3. Dans l'arrêt du 22 novembre 2018 par lequel elle s'est prononcée sur les questions dont le Conseil d'Etat, statuant au contentieux l'avait saisie à titre préjudiciel par sa décision du 20 septembre 2017, la Cour de justice de l'Union européenne a dit pour droit que, du fait de la différence de technique d'imposition des dividendes entre les sociétés non-résidentes, qui sont imposées immédiatement et définitivement lors de leur perception par une retenue à la source, et les sociétés résidentes, qui sont imposées en fonction du résultat net bénéficiaire ou déficitaire enregistré, la législation française procure un avantage fiscal substantiel aux sociétés résidentes en situation déficitaire dont ne bénéficient pas les sociétés non-résidentes déficitaires et que cette différence de traitement dans l'imposition des dividendes, qui ne se limite pas aux modalités de perception de l'impôt, constitue une restriction à la libre circulation des capitaux qui n'est pas justifiée par une différence de situation objective. En l'absence de justification pertinente à cette restriction, la Cour de justice a dit pour droit que " les articles 63 et 65 du traité sur le fonctionnement de l'Union européenne doivent être interprétés en ce sens qu'ils s'opposent à une réglementation d'un État membre, telle que celle en cause au principal, en vertu de laquelle les dividendes distribués par une société résidente font l'objet d'une retenue à la source lorsqu'ils sont perçus par une société non-résidente, alors que, lorsqu'ils sont perçus par une société résidente, leur imposition selon le régime de droit commun de l'impôt sur les sociétés ne se réalise à la fin de l'exercice au cours duquel ils ont été perçus qu'à la condition que le résultat de cette société ait été bénéficiaire durant cet exercice, une telle imposition pouvant, le cas échéant, ne jamais intervenir si ladite société cesse ses activités sans avoir atteint un résultat bénéficiaire depuis la perception de ces dividendes ". Il résulte de ce qui précède que le droit de l'Union européenne fait obstacle à ce qu'en application des dispositions du 2 de l'article 119 bis du code général des impôts, une retenue à la source soit prélevée sur les dividendes perçus par une société non-résidente qui se trouve, au regard de la législation de son État de résidence, en situation déficitaire.

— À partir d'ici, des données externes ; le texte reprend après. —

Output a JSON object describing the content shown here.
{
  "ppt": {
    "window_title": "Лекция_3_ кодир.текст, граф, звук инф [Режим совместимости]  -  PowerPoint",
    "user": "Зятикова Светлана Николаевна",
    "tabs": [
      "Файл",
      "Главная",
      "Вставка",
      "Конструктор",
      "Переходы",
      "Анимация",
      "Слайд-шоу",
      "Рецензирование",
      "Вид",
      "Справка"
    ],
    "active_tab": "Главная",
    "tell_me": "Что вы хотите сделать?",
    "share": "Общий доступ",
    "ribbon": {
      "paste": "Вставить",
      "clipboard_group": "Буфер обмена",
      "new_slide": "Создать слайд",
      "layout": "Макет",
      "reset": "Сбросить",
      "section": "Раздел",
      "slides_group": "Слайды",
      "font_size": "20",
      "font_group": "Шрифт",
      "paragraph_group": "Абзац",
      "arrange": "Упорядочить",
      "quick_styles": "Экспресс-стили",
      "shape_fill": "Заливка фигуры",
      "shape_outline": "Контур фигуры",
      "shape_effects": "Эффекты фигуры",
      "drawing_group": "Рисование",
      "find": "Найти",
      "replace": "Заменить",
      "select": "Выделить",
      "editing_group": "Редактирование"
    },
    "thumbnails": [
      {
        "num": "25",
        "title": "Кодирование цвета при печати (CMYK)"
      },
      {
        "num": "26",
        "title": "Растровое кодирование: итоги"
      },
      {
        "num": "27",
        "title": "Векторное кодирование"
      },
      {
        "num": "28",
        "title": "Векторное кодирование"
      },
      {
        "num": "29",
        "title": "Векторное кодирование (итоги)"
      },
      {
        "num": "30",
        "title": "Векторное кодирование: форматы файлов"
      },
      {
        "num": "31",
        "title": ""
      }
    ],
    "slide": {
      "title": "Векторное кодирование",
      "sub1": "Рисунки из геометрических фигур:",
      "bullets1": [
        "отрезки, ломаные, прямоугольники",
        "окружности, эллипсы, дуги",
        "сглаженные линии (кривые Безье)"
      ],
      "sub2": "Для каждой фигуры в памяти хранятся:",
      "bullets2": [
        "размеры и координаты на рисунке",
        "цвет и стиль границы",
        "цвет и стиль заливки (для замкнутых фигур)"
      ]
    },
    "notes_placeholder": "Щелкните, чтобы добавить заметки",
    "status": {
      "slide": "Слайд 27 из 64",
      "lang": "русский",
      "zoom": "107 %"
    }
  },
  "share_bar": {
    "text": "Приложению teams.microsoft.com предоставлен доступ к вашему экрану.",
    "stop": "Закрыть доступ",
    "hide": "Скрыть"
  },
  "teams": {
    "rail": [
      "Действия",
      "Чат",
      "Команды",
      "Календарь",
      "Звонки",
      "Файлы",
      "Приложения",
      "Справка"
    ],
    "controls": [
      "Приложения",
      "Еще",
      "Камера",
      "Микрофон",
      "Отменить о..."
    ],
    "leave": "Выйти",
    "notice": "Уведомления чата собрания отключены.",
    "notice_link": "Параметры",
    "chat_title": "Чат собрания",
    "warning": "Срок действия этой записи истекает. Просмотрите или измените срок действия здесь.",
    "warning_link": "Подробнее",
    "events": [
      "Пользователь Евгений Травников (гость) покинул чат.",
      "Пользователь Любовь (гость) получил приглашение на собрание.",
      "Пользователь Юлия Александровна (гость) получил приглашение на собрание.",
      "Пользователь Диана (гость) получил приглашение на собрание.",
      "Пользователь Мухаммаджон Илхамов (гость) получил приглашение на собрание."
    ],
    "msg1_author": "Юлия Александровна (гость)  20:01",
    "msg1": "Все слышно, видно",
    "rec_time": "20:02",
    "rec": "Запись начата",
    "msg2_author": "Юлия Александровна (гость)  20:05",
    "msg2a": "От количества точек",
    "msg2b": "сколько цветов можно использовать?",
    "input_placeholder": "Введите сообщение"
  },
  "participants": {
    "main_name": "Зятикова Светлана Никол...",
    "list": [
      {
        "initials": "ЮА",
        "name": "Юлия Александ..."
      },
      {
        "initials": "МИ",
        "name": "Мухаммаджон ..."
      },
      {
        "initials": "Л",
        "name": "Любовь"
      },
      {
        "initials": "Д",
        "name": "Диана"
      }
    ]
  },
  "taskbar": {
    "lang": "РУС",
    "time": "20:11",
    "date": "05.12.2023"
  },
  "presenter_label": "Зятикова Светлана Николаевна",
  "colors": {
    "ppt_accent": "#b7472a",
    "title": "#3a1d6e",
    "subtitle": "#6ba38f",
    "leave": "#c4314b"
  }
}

4. La SASU SOLVI ENVIRONNEMENT, à qui il appartient d'établir que la société luxembourgeoise Solvi Investments SA était dans une telle situation déficitaire au regard de la législation de son état de résidence, en l'espèce le Grand-Duché de Luxembourg, se prévaut des liasses fiscales produites devant les premiers juges faisant apparaître que celle était déficitaire, au titre de l'exercice clos en 2012, à hauteur de 111 822,96 euros ainsi qu'au titre de l'exercice clos en 2013, à hauteur de 148 289,60 euros. Dans ces conditions et en l'absence de contestation du ministre de l'action et des comptes publics sur ce point, la société requérante est fondée à faire valoir l'existence d'une restriction à la liberté d'établissement et à soutenir que le droit de l'Union faisait obstacle à ce qu'en application des dispositions du 2 de l'article 119 bis du code général des impôts, une retenue à la source soit prélevée sur les dividendes en litige.

5. Il résulte de ce qui précède, et sans qu'il soit besoin de statuer sur l'autre moyen de la requête, que la SASU SOLVI ENVIRONNEMENT est fondée à soutenir que c'est à tort que, par le jugement attaqué, le Tribunal administratif de Montreuil a rejeté sa demande. Il y a lieu, dans les circonstances de l'espèce, de mettre à la charge de l'État la somme de 2 000 euros au titre de l'article L. 761-1 du code de justice administrative. En revanche, la présente instance n'ayant donné lieu à aucun dépens, les conclusions de la SASU SOLVI ENVIRONNEMENT tendant à ce que l'État soit condamné aux dépens ne peuvent qu'être rejetées.

DÉCIDE :

Article 1er : Le jugement n° 1707770 du 28 juin 2018 du Tribunal administratif de Montreuil est annulé.

Article 2 : La SASU SOLVI ENVIRONNEMENT est déchargée de la retenue à la source qui lui a été assignée au titre des distributions effectuées au cours des années 2012 et 2013 au profit de la SA Solvi Investments.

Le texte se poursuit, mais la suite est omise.